57th Street Books, at 1301 E. 57th St., has a more general collection of genres such as children’s books, cook books, science fiction and mysteries. Their website has comprehensive categories that give patrons a good idea of what they can find in-store, even detailing what’s displayed on the front table. Both stores are now open for in-person browsing amid the ongoing pandemic.
Paragon Book Gallery
Paragon Book Gallery has a long history that started seventy five years ago when the first store was opened in Shanghai. Its flagship store moved from China to New York and then to Chicago, and then back overseas to Beijing.
After opening multiple locations in China, Chicago welcomed Paragon Book Gallery back as they found a new home in the Zhou B Art Center, 1029 W. 35th St.
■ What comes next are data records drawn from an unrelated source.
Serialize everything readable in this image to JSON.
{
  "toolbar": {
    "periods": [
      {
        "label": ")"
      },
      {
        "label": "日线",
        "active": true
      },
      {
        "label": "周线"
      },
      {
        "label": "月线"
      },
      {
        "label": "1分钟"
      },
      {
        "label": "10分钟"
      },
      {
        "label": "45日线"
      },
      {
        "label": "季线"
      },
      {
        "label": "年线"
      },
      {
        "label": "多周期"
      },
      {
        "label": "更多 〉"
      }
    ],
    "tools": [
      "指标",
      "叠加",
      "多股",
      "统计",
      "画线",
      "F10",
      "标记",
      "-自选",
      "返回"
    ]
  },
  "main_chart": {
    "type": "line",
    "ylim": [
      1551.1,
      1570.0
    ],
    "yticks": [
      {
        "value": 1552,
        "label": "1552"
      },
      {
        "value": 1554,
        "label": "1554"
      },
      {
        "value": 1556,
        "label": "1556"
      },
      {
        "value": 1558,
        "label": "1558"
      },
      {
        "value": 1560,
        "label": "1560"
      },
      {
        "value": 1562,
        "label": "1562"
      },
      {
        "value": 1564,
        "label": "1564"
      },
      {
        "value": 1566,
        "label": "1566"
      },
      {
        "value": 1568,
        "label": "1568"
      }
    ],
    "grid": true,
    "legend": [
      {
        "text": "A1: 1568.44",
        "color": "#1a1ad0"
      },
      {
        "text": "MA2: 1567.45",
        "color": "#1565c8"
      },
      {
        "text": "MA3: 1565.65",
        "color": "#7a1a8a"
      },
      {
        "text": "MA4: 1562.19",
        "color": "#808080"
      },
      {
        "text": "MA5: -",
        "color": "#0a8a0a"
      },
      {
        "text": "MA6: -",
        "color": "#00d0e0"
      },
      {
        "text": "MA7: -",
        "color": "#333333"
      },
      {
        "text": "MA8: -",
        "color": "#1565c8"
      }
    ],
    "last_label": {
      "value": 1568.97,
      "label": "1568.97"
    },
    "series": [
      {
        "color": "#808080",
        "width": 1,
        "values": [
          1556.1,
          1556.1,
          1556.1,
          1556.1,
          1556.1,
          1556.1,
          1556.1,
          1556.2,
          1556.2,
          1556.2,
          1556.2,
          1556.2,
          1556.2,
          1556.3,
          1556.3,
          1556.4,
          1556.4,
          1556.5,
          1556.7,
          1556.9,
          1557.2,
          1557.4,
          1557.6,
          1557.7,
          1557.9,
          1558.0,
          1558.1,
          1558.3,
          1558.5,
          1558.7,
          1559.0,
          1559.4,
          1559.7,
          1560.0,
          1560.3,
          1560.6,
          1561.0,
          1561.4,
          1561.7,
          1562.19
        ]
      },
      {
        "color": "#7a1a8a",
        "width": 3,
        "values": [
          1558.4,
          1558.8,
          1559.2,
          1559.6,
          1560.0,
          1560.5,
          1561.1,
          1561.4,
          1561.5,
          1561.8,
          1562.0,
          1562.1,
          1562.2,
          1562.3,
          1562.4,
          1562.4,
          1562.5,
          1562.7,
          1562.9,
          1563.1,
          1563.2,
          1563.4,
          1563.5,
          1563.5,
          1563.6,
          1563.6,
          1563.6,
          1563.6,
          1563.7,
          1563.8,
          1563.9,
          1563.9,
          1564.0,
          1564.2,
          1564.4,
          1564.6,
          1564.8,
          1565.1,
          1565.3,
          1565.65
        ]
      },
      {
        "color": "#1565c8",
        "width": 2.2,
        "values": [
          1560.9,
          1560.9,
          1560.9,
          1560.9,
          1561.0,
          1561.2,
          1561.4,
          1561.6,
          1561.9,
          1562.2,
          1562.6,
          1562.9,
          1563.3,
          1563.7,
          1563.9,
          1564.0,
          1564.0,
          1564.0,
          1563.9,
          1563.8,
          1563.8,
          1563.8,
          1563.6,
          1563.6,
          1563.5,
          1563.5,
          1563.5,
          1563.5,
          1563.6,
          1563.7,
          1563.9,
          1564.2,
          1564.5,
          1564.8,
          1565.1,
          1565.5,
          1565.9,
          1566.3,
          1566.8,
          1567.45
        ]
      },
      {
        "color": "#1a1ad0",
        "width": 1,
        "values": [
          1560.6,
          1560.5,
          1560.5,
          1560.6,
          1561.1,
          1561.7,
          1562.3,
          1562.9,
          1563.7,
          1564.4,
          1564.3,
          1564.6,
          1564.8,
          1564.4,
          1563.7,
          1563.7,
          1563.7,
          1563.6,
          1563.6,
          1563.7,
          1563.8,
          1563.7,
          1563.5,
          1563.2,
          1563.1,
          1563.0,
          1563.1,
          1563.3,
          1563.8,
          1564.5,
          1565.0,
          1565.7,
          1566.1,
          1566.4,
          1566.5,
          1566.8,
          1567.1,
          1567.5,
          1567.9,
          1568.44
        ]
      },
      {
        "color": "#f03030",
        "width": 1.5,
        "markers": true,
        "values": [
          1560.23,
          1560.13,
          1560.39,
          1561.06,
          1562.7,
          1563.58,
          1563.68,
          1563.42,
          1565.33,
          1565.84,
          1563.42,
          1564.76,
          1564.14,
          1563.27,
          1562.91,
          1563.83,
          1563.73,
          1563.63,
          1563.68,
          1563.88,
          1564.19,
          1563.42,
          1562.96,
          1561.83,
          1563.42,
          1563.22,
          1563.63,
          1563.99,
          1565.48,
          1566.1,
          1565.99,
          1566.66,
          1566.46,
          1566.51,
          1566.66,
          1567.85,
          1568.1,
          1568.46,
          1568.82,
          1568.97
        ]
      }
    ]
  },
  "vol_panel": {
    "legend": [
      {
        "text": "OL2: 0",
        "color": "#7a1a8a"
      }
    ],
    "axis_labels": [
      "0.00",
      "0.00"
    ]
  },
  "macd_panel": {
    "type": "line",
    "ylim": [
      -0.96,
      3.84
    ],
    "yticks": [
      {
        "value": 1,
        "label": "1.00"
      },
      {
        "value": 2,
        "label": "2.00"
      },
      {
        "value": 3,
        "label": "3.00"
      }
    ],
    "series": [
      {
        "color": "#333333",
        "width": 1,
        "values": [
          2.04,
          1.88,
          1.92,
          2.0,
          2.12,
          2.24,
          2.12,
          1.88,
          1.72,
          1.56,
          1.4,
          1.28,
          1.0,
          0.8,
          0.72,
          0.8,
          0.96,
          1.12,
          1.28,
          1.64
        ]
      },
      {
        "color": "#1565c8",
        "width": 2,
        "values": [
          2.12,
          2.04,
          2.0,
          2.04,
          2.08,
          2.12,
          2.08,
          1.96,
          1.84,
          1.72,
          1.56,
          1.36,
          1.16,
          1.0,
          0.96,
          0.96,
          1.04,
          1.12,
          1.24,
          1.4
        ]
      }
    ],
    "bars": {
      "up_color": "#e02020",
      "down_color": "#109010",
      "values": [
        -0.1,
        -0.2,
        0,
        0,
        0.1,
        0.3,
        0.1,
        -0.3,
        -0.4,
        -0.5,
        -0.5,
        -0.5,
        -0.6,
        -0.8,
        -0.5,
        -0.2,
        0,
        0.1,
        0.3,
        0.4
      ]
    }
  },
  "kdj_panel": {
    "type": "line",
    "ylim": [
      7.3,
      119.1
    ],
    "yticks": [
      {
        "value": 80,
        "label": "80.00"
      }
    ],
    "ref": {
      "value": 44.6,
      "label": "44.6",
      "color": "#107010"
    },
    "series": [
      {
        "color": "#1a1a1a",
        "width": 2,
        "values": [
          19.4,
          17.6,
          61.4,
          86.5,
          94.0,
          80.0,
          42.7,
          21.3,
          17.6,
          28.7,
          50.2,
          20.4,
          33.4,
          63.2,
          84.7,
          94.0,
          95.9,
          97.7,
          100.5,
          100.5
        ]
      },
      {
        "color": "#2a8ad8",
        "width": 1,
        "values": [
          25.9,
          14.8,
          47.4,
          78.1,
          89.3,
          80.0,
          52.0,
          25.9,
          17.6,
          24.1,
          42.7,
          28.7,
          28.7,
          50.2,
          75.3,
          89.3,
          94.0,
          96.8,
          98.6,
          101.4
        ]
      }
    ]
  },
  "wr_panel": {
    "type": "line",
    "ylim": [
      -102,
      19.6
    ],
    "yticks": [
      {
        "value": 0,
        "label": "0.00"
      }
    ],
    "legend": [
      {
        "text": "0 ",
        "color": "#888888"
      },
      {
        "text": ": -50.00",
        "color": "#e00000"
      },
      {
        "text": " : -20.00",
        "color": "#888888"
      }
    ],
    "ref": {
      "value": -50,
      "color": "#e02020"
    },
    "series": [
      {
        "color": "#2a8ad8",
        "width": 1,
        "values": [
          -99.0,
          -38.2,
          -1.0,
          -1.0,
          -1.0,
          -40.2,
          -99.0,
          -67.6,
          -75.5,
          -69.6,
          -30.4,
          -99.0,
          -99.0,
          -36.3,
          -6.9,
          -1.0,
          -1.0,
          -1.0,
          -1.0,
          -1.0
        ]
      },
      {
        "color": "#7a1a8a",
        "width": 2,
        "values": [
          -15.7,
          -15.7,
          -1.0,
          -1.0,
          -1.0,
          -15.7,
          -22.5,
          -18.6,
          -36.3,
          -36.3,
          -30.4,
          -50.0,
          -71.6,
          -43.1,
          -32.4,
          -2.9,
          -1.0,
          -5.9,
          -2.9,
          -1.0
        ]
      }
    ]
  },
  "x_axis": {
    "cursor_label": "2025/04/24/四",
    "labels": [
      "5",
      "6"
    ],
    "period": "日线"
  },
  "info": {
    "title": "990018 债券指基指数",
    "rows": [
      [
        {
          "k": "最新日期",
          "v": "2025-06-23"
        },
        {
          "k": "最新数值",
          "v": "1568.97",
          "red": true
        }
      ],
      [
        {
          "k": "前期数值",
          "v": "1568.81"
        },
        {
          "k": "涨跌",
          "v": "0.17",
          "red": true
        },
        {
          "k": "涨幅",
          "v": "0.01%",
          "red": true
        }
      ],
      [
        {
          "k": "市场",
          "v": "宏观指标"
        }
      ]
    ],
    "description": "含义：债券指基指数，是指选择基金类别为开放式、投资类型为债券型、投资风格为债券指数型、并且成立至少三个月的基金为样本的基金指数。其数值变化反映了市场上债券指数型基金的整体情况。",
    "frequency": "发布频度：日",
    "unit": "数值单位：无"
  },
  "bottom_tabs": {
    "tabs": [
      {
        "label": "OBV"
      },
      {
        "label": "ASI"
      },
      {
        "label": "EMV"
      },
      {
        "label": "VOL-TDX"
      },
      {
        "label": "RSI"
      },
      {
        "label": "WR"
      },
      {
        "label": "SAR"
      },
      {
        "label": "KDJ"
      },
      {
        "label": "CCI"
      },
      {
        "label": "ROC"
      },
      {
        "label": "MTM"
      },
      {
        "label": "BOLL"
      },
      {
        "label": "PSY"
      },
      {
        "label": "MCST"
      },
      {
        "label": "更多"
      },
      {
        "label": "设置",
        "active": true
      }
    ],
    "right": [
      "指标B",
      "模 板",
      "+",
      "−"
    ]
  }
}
Here, the store offers unique books on Asian culture and art, serving as a “liaison between Chinese and American academic and creative communities.”
Visits to Paragon are by appointment only as they continue to take safety precautions amid the ongoing pandemic.
Pilsen Community Books
Pilsen Community Books is a one-stop shop for a wide array of used books in varying categories. Becoming Chicago’s only employee-owned and operated independent bookstore in 2020, the store buys used books from community members and also offers two monthly book subscriptions—a great and sustainable way to circulate books and find your new favorite read.
The subscriptions, titled ‘Seeds of Change’ and ‘Bread and Roses,’ are available to ship anywhere if you aren’t able to stop by the store monthly, making the program hassle-free and accessible. The bookstore supports Liberation Library, an organization that provides books to incarcerated youth. Pilsen Community Books is now open for in person browsing at 1102 W. 18th St.
Chima Ikoro is the Community Organizing section editor for the Weekly.